Other statewide races are also taking shape. In the insurance commissioner race, Democrat Jane Kim has advanced and may face Democrat Ben Allen. For lieutenant governor, Democrat Fiona Ma has advanced and could face Republican Gloria Romero. Sonja Shaw and Richard Barrera advanced in the race for superintendent of public instruction. In the treasurer’s race, Democrat Eleni Kounalakis and Republican Jennifer Hawks advanced.

In congressional races, Rep. Kevin Kiley, who left the Republican Party to run as an independent in a different district, is positioned to face Democrat Richard Pan, a former state senator who holds a slim edge for second place in California’s 6th District. In California’s 7th District, Democratic Rep. Doris Matsui advanced and could face Sacramento City Councilmember Mai Vang, also a Democrat.

In Los Angeles, Republican Spencer Pratt has fallen behind Democrat Nithya Raman in the race to determine who will challenge incumbent Mayor Karen Bass in November.

Gov. Gavin Newsom’s budget proposal is also drawing concern from California’s life sciences industry. The plan would limit the amount of tax credits businesses can claim each year, affecting fewer than 100 of the largest corporate taxpayers in the state. The administration estimates the proposal would generate about $850 million in revenue during the 2026-27 fiscal year.

The proposed limit would reduce the value of California’s research and development tax credit, a provision long used by biotechnology, pharmaceutical and medical device companies. Industry representatives warn that reducing the credit could make it harder for companies to remain in California, build facilities or hire workers.

Tim Scott, president and chief executive of Biocom, said the credit plays an important role in keeping life sciences jobs and investment in the state.

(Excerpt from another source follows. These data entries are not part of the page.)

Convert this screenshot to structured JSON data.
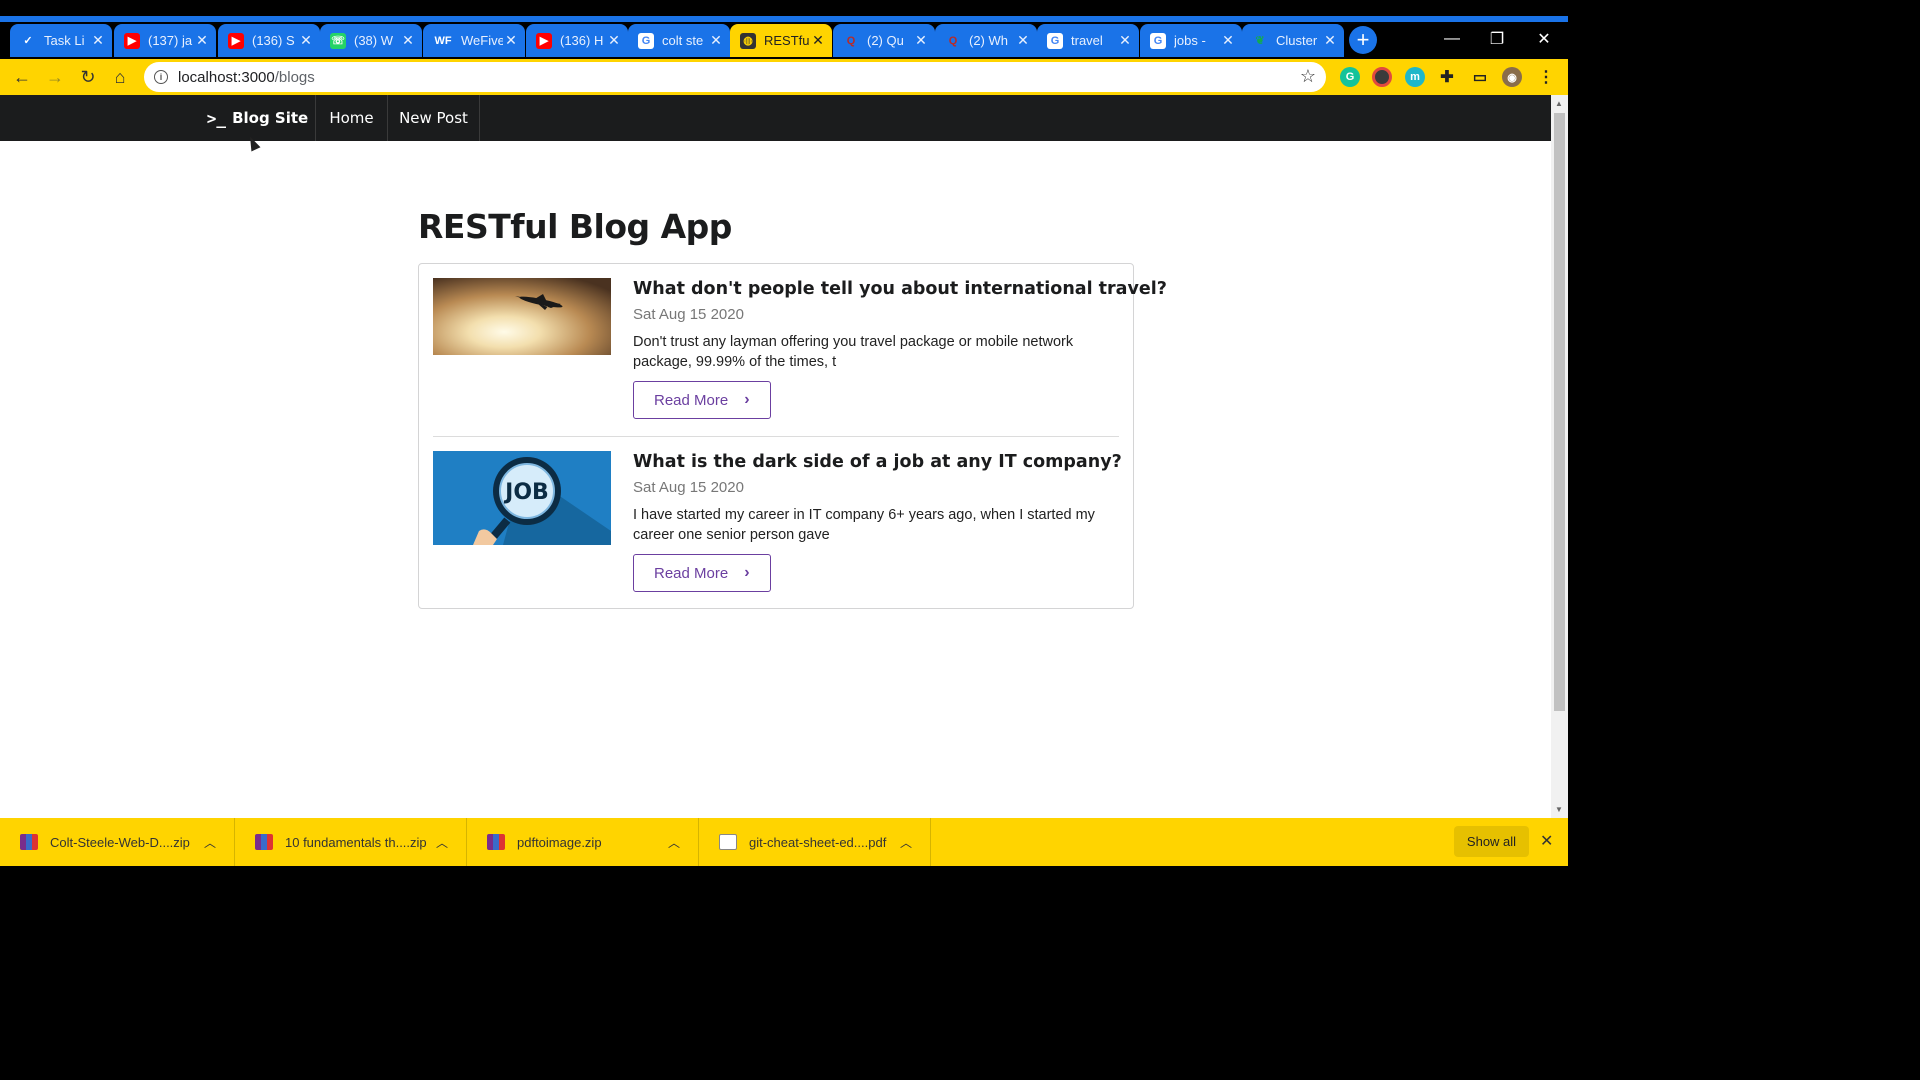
{
  "browser": {
    "tabs": [
      {
        "title": "Task Li",
        "icon": "check-icon"
      },
      {
        "title": "(137) ja",
        "icon": "youtube-icon"
      },
      {
        "title": "(136) S",
        "icon": "youtube-icon"
      },
      {
        "title": "(38) W",
        "icon": "whatsapp-icon"
      },
      {
        "title": "WeFive",
        "icon": "wefive-icon",
        "icon_text": "WF"
      },
      {
        "title": "(136) H",
        "icon": "youtube-icon"
      },
      {
        "title": "colt ste",
        "icon": "google-icon"
      },
      {
        "title": "RESTfu",
        "icon": "globe-icon",
        "active": true
      },
      {
        "title": "(2) Qu",
        "icon": "quora-icon"
      },
      {
        "title": "(2) Wh",
        "icon": "quora-icon"
      },
      {
        "title": "travel",
        "icon": "google-icon"
      },
      {
        "title": "jobs - ",
        "icon": "google-icon"
      },
      {
        "title": "Cluster",
        "icon": "mongodb-leaf-icon"
      }
    ],
    "address": {
      "host": "localhost:3000",
      "path": "/blogs"
    },
    "accent_color": "#ffd400",
    "tab_color": "#1a73e8"
  },
  "site": {
    "brand": "Blog Site",
    "brand_icon": ">_",
    "nav": {
      "home": "Home",
      "new_post": "New Post"
    },
    "title": "RESTful Blog App",
    "posts": [
      {
        "title": "What don't people tell you about international travel?",
        "date": "Sat Aug 15 2020",
        "excerpt": "Don't trust any layman offering you travel package or mobile network package, 99.99% of the times, t",
        "read_more": "Read More",
        "image": "airplane-sunset-image"
      },
      {
        "title": "What is the dark side of a job at any IT company?",
        "date": "Sat Aug 15 2020",
        "excerpt": "I have started my career in IT company 6+ years ago, when I started my career one senior person gave",
        "read_more": "Read More",
        "image": "job-magnifier-image",
        "image_text": "JOB"
      }
    ],
    "button_color": "#6b3fa0"
  },
  "downloads": {
    "items": [
      {
        "name": "Colt-Steele-Web-D....zip",
        "type": "zip"
      },
      {
        "name": "10 fundamentals th....zip",
        "type": "zip"
      },
      {
        "name": "pdftoimage.zip",
        "type": "zip"
      },
      {
        "name": "git-cheat-sheet-ed....pdf",
        "type": "pdf"
      }
    ],
    "show_all": "Show all"
  }
}
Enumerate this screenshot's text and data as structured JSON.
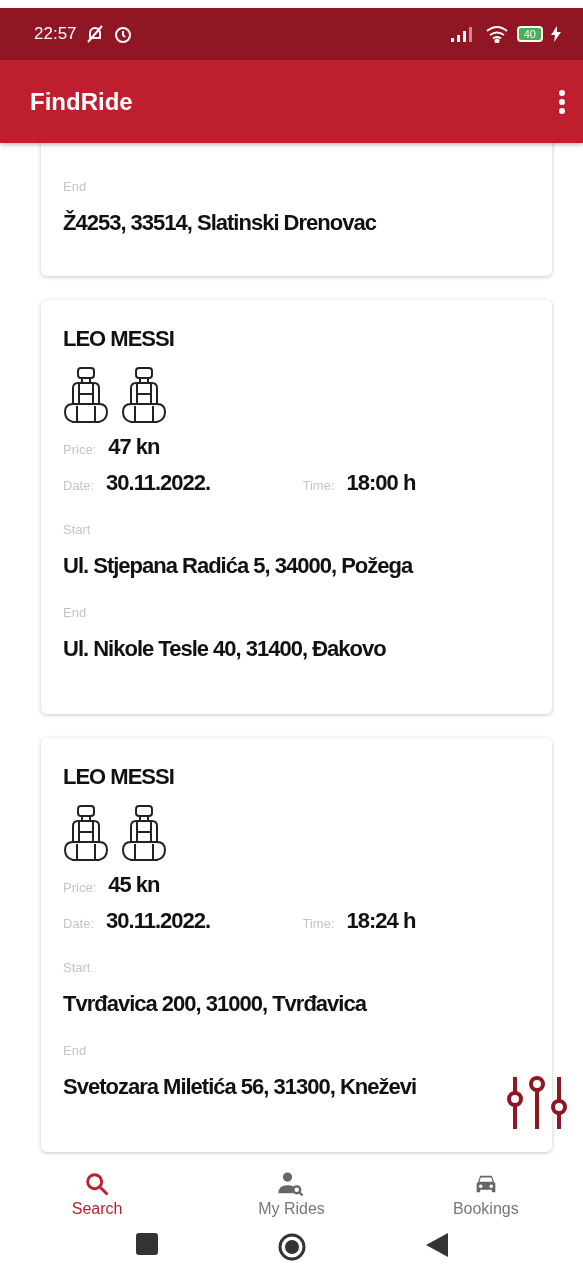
{
  "status_bar": {
    "time": "22:57",
    "battery": "40"
  },
  "app_bar": {
    "title": "FindRide"
  },
  "rides": [
    {
      "end_label": "End",
      "end": "Ž4253, 33514, Slatinski Drenovac"
    },
    {
      "driver": "LEO MESSI",
      "seats": [
        {
          "kind": "seat"
        },
        {
          "kind": "seat"
        }
      ],
      "price_label": "Price:",
      "price": "47 kn",
      "date_label": "Date:",
      "date": "30.11.2022.",
      "time_label": "Time:",
      "time": "18:00 h",
      "start_label": "Start",
      "start": "Ul. Stjepana Radića 5, 34000, Požega",
      "end_label": "End",
      "end": "Ul. Nikole Tesle 40, 31400, Đakovo"
    },
    {
      "driver": "LEO MESSI",
      "seats": [
        {
          "kind": "seat"
        },
        {
          "kind": "seat"
        }
      ],
      "price_label": "Price:",
      "price": "45 kn",
      "date_label": "Date:",
      "date": "30.11.2022.",
      "time_label": "Time:",
      "time": "18:24 h",
      "start_label": "Start",
      "start": "Tvrđavica 200, 31000, Tvrđavica",
      "end_label": "End",
      "end": "Svetozara Miletića 56, 31300, Kneževi"
    }
  ],
  "bottom_nav": [
    {
      "label": "Search",
      "selected": true
    },
    {
      "label": "My Rides",
      "selected": false
    },
    {
      "label": "Bookings",
      "selected": false
    }
  ]
}
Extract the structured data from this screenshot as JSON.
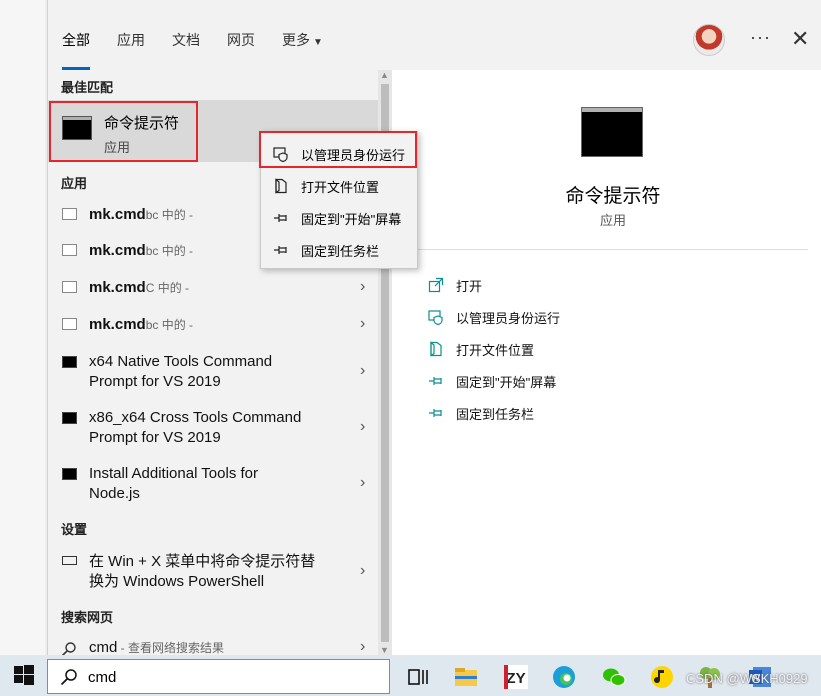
{
  "tabs": [
    {
      "label": "全部"
    },
    {
      "label": "应用"
    },
    {
      "label": "文档"
    },
    {
      "label": "网页"
    },
    {
      "label": "更多"
    }
  ],
  "best_match": {
    "heading": "最佳匹配",
    "title": "命令提示符",
    "subtitle": "应用"
  },
  "apps": {
    "heading": "应用",
    "items": [
      {
        "name": "mk.cmd",
        "sub": "bc 中的 -"
      },
      {
        "name": "mk.cmd",
        "sub": "bc 中的 -"
      },
      {
        "name": "mk.cmd",
        "sub": "C 中的 -"
      },
      {
        "name": "mk.cmd",
        "sub": "bc 中的 -"
      },
      {
        "line1": "x64 Native Tools Command",
        "line2": "Prompt for VS 2019"
      },
      {
        "line1": "x86_x64 Cross Tools Command",
        "line2": "Prompt for VS 2019"
      },
      {
        "line1": "Install Additional Tools for",
        "line2": "Node.js"
      }
    ]
  },
  "settings": {
    "heading": "设置",
    "line1": "在 Win + X 菜单中将命令提示符替",
    "line2": "换为 Windows PowerShell"
  },
  "web": {
    "heading": "搜索网页",
    "query": "cmd",
    "sub": " - 查看网络搜索结果"
  },
  "context_menu": [
    {
      "label": "以管理员身份运行",
      "icon": "shield-icon"
    },
    {
      "label": "打开文件位置",
      "icon": "folder-icon"
    },
    {
      "label": "固定到\"开始\"屏幕",
      "icon": "pin-icon"
    },
    {
      "label": "固定到任务栏",
      "icon": "pin-icon"
    }
  ],
  "detail": {
    "title": "命令提示符",
    "subtitle": "应用",
    "actions": [
      {
        "label": "打开",
        "icon": "open-icon"
      },
      {
        "label": "以管理员身份运行",
        "icon": "shield-icon"
      },
      {
        "label": "打开文件位置",
        "icon": "folder-icon"
      },
      {
        "label": "固定到\"开始\"屏幕",
        "icon": "pin-icon"
      },
      {
        "label": "固定到任务栏",
        "icon": "pin-icon"
      }
    ]
  },
  "search_box": {
    "value": "cmd"
  },
  "watermark": "CSDN @WSKH0929",
  "colors": {
    "accent": "#0067c0",
    "highlight": "#e5262b",
    "action_icon": "#0a8f8f"
  }
}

The proposal has particular relevance in Southern California, where San Diego is one of the nation’s leading biotech hubs. Industry groups argue that lowering the credit could put California at a disadvantage against other states competing for research facilities and high-wage scientific jobs.

Other issues under discussion across California include proposed changes to how the state distributes funding for supportive services for older adults. Maral Karaccusian, director of the Los Angeles County Aging and Disabilities Department, has warned that the changes could reduce funding for high-need communities and jeopardize meal services for thousands of elderly residents.

Advocates are also urging lawmakers to preserve Treatment Atlas, a free online tool that provides information about whether addiction treatment facilities use evidence-based practices. Author David Sheff has called on the state to protect the program during budget negotiations.

Additional stories drawing attention around California include state workers protesting Gov. Newsom’s return-to-office mandate with another billboard; a long-delayed affordable housing project in Half Moon Bay facing renewed opposition; and Imperial County considering a moratorium on data centers.

In Southern California, federal training exercises with military-style helicopters have been tied to FBI preparations ahead of the World Cup. In San Diego, a Trump administration official has discussed a vision for additional desalination plants along the California coast. Meanwhile, Fresno County officials are preparing for a projected $300 million deficit, with expected cuts to social services tied to federal budget legislation cited as a major factor.